Thankfully Glover didn't shrug off taxicab racism. He filed a complaint and
held a press conference to loudly protest his treatment. Glover's action once
more tossed the ugly spotlight on cab driver racism as a big sorespot for
thousands of blacks. New York Mayor Rudolph Giuliani and police officials
immediately vowed to crack down on cab drivers that refuse to pick up blacks.
The instant they put the heat on, the drivers were on their best behavior.

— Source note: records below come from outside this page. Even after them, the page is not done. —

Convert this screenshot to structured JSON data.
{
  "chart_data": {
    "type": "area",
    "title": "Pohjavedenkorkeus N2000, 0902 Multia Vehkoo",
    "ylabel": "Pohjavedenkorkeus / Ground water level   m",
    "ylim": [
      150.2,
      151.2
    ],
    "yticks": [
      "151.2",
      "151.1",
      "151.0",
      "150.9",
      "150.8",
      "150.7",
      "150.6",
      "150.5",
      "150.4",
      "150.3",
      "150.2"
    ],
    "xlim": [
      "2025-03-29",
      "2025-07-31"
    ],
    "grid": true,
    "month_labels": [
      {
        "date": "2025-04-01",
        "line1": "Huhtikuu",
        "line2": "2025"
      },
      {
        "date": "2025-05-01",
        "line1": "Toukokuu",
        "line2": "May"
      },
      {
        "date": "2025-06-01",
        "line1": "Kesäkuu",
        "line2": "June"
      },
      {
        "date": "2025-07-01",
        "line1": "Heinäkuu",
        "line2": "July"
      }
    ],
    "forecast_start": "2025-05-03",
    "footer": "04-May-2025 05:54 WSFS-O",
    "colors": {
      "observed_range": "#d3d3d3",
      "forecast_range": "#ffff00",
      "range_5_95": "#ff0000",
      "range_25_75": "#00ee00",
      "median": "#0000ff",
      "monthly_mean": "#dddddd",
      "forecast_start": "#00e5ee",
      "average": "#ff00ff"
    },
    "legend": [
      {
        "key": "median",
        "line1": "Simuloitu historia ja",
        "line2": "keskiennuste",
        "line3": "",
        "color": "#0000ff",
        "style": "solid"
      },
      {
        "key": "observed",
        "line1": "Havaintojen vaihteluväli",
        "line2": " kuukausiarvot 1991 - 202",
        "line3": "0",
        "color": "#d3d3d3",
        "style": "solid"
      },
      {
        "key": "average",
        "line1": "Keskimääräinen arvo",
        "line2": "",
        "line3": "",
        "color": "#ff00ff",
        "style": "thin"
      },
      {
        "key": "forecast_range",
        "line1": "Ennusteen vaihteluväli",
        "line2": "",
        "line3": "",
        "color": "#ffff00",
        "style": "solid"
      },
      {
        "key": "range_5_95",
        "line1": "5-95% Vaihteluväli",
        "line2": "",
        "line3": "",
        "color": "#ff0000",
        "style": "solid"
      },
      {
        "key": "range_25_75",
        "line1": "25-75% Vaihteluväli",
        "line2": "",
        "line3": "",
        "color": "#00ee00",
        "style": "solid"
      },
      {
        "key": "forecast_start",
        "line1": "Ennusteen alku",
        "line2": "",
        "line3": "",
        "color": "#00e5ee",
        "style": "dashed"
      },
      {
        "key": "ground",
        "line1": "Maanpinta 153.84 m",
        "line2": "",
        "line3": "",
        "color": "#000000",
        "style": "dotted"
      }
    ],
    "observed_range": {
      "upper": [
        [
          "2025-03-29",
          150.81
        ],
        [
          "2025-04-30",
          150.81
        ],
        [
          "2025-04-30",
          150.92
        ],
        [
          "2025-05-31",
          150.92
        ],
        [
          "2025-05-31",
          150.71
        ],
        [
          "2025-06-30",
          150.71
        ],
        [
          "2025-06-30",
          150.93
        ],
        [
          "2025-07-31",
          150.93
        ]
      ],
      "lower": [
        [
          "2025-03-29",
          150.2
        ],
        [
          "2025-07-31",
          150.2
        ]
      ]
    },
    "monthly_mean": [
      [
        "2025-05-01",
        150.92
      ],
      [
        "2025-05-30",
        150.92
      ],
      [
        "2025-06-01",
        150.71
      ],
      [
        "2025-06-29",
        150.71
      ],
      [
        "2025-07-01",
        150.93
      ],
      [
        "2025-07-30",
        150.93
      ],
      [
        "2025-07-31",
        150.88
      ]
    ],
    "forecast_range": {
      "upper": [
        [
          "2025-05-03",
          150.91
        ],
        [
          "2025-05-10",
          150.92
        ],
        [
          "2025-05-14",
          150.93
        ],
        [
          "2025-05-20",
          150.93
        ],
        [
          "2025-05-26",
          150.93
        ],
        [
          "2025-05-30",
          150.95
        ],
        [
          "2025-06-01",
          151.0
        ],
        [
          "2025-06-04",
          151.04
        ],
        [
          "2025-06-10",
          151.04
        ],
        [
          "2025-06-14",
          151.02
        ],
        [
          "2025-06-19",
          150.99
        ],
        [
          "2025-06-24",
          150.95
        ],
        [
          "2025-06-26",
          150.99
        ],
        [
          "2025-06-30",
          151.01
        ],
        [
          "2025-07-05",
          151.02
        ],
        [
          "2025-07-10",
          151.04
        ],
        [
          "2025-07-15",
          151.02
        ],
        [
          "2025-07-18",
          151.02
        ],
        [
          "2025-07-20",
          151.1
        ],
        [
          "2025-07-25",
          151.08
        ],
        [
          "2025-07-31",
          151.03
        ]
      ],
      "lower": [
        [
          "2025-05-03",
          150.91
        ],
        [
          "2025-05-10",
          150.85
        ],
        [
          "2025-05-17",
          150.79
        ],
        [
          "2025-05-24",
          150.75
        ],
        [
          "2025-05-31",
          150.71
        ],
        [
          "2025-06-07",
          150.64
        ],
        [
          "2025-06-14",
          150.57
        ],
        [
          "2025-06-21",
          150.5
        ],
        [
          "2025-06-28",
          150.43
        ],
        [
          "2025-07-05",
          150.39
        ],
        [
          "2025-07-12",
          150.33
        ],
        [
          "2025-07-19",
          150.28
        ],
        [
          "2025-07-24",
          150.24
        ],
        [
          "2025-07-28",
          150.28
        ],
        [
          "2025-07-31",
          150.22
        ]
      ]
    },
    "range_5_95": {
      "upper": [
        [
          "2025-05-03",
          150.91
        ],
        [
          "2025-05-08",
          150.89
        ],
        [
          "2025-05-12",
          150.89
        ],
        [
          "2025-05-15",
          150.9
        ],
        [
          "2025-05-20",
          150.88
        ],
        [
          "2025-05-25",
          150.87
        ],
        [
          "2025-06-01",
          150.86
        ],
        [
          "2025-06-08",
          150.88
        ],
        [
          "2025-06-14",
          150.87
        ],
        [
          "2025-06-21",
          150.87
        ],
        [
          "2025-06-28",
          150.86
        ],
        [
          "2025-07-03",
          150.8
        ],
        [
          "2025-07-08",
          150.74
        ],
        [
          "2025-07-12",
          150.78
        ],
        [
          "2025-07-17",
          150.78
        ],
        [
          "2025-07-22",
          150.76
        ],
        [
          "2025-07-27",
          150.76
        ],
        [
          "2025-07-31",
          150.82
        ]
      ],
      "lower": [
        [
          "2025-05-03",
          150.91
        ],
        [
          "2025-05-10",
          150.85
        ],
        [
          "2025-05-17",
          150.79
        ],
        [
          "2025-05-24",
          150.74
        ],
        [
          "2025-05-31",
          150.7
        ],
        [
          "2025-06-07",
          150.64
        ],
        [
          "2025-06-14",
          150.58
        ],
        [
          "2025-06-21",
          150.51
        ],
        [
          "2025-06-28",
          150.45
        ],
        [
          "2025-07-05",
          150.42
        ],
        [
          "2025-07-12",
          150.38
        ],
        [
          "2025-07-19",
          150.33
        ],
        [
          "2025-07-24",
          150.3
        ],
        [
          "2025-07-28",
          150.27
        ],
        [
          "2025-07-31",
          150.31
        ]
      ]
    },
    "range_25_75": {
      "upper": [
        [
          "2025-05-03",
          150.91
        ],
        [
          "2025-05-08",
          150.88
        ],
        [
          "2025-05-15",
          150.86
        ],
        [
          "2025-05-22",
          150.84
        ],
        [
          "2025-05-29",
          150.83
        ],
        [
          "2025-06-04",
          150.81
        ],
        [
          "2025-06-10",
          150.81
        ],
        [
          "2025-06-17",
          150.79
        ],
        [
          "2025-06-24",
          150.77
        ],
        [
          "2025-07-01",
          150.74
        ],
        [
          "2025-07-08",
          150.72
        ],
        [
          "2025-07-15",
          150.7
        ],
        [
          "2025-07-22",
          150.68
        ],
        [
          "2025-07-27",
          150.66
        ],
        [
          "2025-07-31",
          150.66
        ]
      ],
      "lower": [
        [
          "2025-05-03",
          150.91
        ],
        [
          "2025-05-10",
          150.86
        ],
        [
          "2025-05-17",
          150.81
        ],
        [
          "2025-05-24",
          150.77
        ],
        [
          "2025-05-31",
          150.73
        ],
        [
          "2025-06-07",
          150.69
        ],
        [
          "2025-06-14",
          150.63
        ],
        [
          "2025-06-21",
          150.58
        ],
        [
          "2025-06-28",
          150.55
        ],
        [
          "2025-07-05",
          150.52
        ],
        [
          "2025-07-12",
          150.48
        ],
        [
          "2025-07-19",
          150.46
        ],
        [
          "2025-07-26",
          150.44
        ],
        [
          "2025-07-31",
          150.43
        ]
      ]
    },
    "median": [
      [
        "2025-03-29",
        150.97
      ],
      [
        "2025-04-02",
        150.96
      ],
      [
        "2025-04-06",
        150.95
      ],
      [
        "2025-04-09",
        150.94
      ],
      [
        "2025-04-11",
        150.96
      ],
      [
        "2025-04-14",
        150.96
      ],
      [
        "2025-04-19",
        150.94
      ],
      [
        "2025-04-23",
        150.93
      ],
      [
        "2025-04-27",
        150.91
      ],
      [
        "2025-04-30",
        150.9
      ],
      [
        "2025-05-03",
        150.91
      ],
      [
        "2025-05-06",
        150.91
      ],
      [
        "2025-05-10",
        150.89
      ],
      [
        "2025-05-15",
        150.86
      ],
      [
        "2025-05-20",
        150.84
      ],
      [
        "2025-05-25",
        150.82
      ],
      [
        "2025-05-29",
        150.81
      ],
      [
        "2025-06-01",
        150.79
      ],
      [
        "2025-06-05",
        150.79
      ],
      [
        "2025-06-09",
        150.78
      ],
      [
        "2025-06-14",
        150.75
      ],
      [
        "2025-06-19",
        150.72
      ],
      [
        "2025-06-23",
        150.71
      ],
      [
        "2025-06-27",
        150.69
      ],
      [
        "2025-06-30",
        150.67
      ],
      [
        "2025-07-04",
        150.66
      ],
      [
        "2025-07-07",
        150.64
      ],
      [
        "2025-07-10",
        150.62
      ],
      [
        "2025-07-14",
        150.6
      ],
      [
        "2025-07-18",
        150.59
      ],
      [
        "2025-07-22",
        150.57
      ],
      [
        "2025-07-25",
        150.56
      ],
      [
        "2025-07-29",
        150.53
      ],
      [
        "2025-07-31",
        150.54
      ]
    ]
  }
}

But why did it take officials so long to do something about cabby racism? And
will it always take the racial mistreatment by cabbies of a black celebrity
for officials to take action? The last time cab driver racism stirred any
kind of response from officials was when former New York Mayor David Dinkins
complained that cabs refused to pick him up. Even before Dinkins's public
outcry made brief news, the New York City Taxi and Limousine Commission, that
regulates they city's cabs, to launch its own sting operation. The commission
fingered a score of drivers who blatantly passed up black passengers to pick
up whites.
Many cab drivers claim that screaming racism is to simple. They tell horror
stories of drivers being beaten, robbed, assaulted and even murdered by
passengers or thugs lurking in alleyways in black neighborhoods. While some
drivers exaggerate or flat out lie about the danger to their physical safety
as a cover to practice discrimination, their fears of violence are real and
shouldn't be ignored.
But this is no excuse for not picking up black passengers simply because they
are black. Cab drivers have been preyed on by thugs of all colors, including
whites. These assaults can and do occur in any and every part of a city. Yet
cab drivers don't routinely refuse to pick up non-blacks on sight. Also what
are the odds of a cab driver being mugged or murdered by an African-American
dressed in a business suit or a tailored outfit and carrying an attaché case?

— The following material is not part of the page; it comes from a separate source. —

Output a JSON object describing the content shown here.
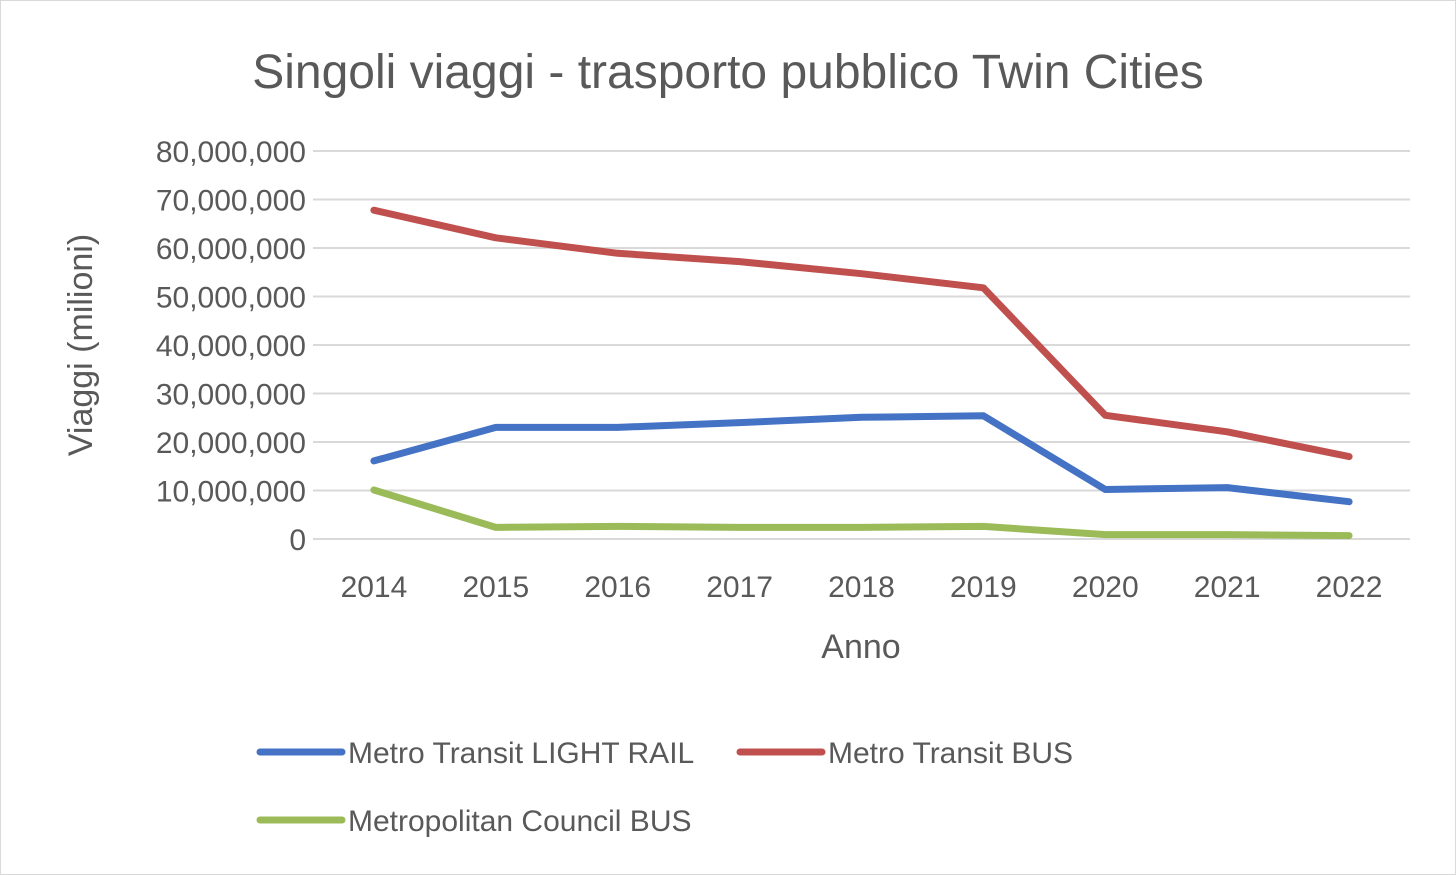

Yet many cab drivers routinely refuse to pick up nattily dressed black
professionals on sight. A friend who briefly drove a cab in Los Angeles
bitterly told me that everybody he knew in the business did everything they
could not to pick up black guys.
Glover's experience along with mine and countless other African-Americans who
are victimized by the racist practices of some taxi drivers, suggest there is
much truth to his claim. Then those cab drivers are guilty of imposing a
vicious system of on-the-street redlining that penalizes and criminalizes all
African-Americans. They also deny the thousands of African-Americans who
depend on cab service to get them to entertainment activities, airports,
business engagements, or simply to get to their homes a crucial public
transportation resource.
Cab driver associations say the answer to discrimination is better driver
etiquette training. Glover says the answer is more multicultural diversity
training. I say the answer is to keep doing what Giuliani did and nail
cabbies who discriminate with tough penalties. The pity though is that it
took a celebrity for that to happen.